La villa inferiore o villa bruciata |
Ingresso alla villa superiore |
Dettaglio della peschiera |
Avrei voluto esplorare ogni angolo del giardino ma la temperatura e l'umidità stavano via via aumentando (che seccatura essere anziani...) e anche il tempo a disposizione si stava esaurendo, così ho optato per la visita alla villa.
Pare che fin dai lavori di abbellimento e ristrutturazione del XVIII secolo i proprietari di Villa Trissino abbiano attribuito un ruolo importante all'arte del "bien vivre", come testimoniano i versi incisi su una lapide collocata all'inizio del viale dei limoni, scritti dal un certo Domenico Lazzarini, con il quale condivido solo l'omonimia.
Visitando le sale della villa e anche ascoltando gli aneddoti intorno alla vita e agli interessi dell'ultimo proprietario Giannino Mazzotto e della sua famiglia, si avverte al di là dell'evidente disponibilità economica, proprio quello stile del gusto della vita.
Quella che vedete su questo enorme leggio all'interno della biblioteca è una rara e antica edizione della Divina Commedia regalata a Giannino dal padre.
Le targhe raccolte sul tavolo della stessa stanza sono i numerosi premi ottenuti da Giannino dalla partecipazione a importanti gare automobilistiche, come la mitica Mille Miglia, alla guida di una Ferrari fatta apposta per lui.

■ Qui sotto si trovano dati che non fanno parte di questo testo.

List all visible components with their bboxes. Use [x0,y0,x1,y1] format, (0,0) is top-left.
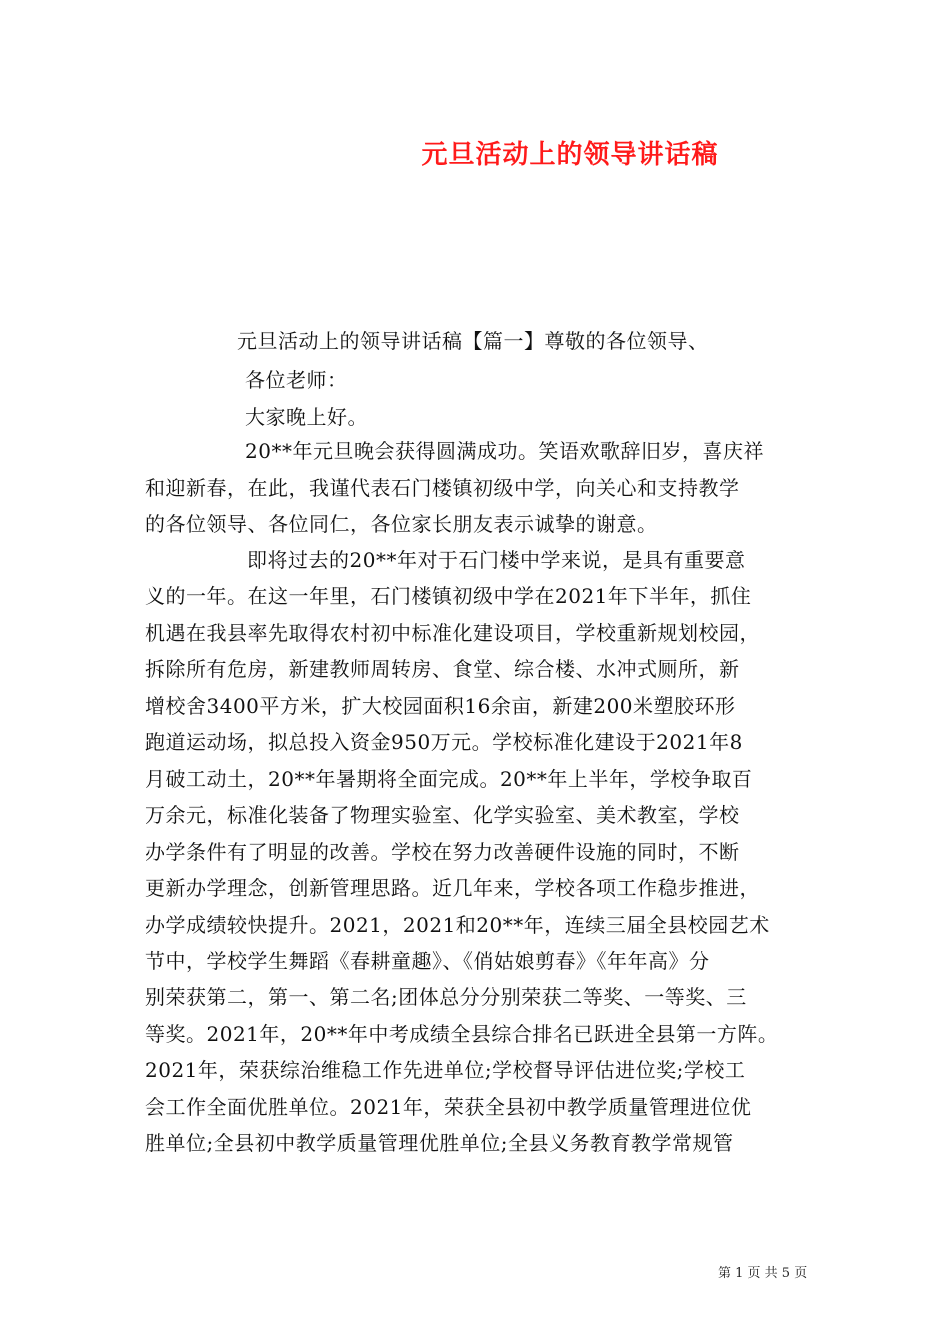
paragraph-line: 更新办学理念，创新管理思路。近几年来，学校各项工作稳步推进， [145,876,760,900]
paragraph-line: 义的一年。在这一年里，石门楼镇初级中学在2021年下半年，抓住 [145,584,752,608]
paragraph-line: 会工作全面优胜单位。2021年，荣获全县初中教学质量管理进位优 [145,1095,752,1119]
paragraph-line: 办学成绩较快提升。2021，2021和20**年，连续三届全县校园艺术 [145,913,770,937]
paragraph-line: 月破工动土，20**年暑期将全面完成。20**年上半年，学校争取百 [145,767,753,791]
paragraph-line: 大家晚上好。 [245,405,368,429]
paragraph-line: 即将过去的20**年对于石门楼中学来说，是具有重要意 [247,548,746,572]
paragraph-line: 各位老师： [245,368,348,392]
paragraph-line: 别荣获第二，第一、第二名;团体总分分别荣获二等奖、一等奖、三 [145,985,747,1009]
paragraph-line: 和迎新春，在此，我谨代表石门楼镇初级中学，向关心和支持教学 [145,476,740,500]
paragraph-line: 增校舍3400平方米，扩大校园面积16余亩，新建200米塑胶环形 [145,694,736,718]
page-number: 第 1 页 共 5 页 [718,1266,808,1281]
paragraph-line: 2021年，荣获综治维稳工作先进单位;学校督导评估进位奖;学校工 [145,1058,746,1082]
paragraph-line: 20**年元旦晚会获得圆满成功。笑语欢歌辞旧岁，喜庆祥 [245,439,764,463]
paragraph-line: 胜单位;全县初中教学质量管理优胜单位;全县义务教育教学常规管 [145,1131,734,1155]
document-title: 元旦活动上的领导讲话稿 [421,140,719,170]
paragraph-line: 办学条件有了明显的改善。学校在努力改善硬件设施的同时，不断 [145,840,740,864]
paragraph-line: 拆除所有危房，新建教师周转房、食堂、综合楼、水冲式厕所，新 [145,657,740,681]
paragraph-line: 跑道运动场，拟总投入资金950万元。学校标准化建设于2021年8 [145,730,743,754]
paragraph-line: 万余元，标准化装备了物理实验室、化学实验室、美术教室，学校 [145,803,740,827]
paragraph-line: 节中，学校学生舞蹈《春耕童趣》、《俏姑娘剪春》《年年高》分 [145,949,710,973]
paragraph-line: 机遇在我县率先取得农村初中标准化建设项目，学校重新规划校园， [145,621,760,645]
paragraph-line: 的各位领导、各位同仁，各位家长朋友表示诚挚的谢意。 [145,512,658,536]
paragraph-line: 元旦活动上的领导讲话稿【篇一】尊敬的各位领导、 [237,329,709,353]
paragraph-line: 等奖。2021年，20**年中考成绩全县综合排名已跃进全县第一方阵。 [145,1022,779,1046]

In altre stanze della villa sono custoditi tesori ancora più preziosi .
Sulle pareti di una stanza appositamente progettata dall'architetto Buzzi viene conservato un ciclo di arazzi intitolato "Les enfants jardiniers", commissionati a tessitori fiamminghi, come racconta la guida che ci accompagna nella visita, dai Gonzaga verso la metà del Cinquecento e realizzati in otto anni con fili di seta, lana, oro e argento, su cartoni di Giulio Romano con la probabile partecipazione, almeno in uno di essi, di Raffaello.
Gli arazzi,che rappresentano scene a tema bucolico con dovizia di colori e di dettagli, venivano usati dai Gonzaga come arredi da viaggio, un po' per il timore che potessero essere rubati, se incustoditi, e bruciati per ricavare i metalli preziosi delle loro trame, un po' perchè, srotolandoli a terra nelle loro soste, trovavano in questi favolosi tappeti improvvisati il calore delle mura domestiche.
Col tempo il gruppo dei sei arazzi venne smembrato, ma il conte Gaetano Marzotto, dopo aver acquistato a un'asta i primi due e saputo dell'esistenza degli altri quattro, non si diede pace finchè non riuscì a ricomporre quella che oggi viene considerata la collezione di arazzi più preziosa al mondo, donata al figlio Giannino nel 1956.
Al piano superiore, nella penombra di una stanza che si affaccia sulla Cavallerizza , Giannino ha trovato spazio per un'altra "passione", i Macchiaioli, con una collezione delle loro tele tra cui spiccano una paio di Fattori.
Mentre la cena veniva servita in questa sala finemente affrescata, improvvisa è arrivata la pioggia, discreta ed elegante, in perfetta sintonia con l'ambiente.
Devo ammettere che i miei amici avevano proprio ragione. Come avrei potuto pentirmi di aver visitato un posto come questo?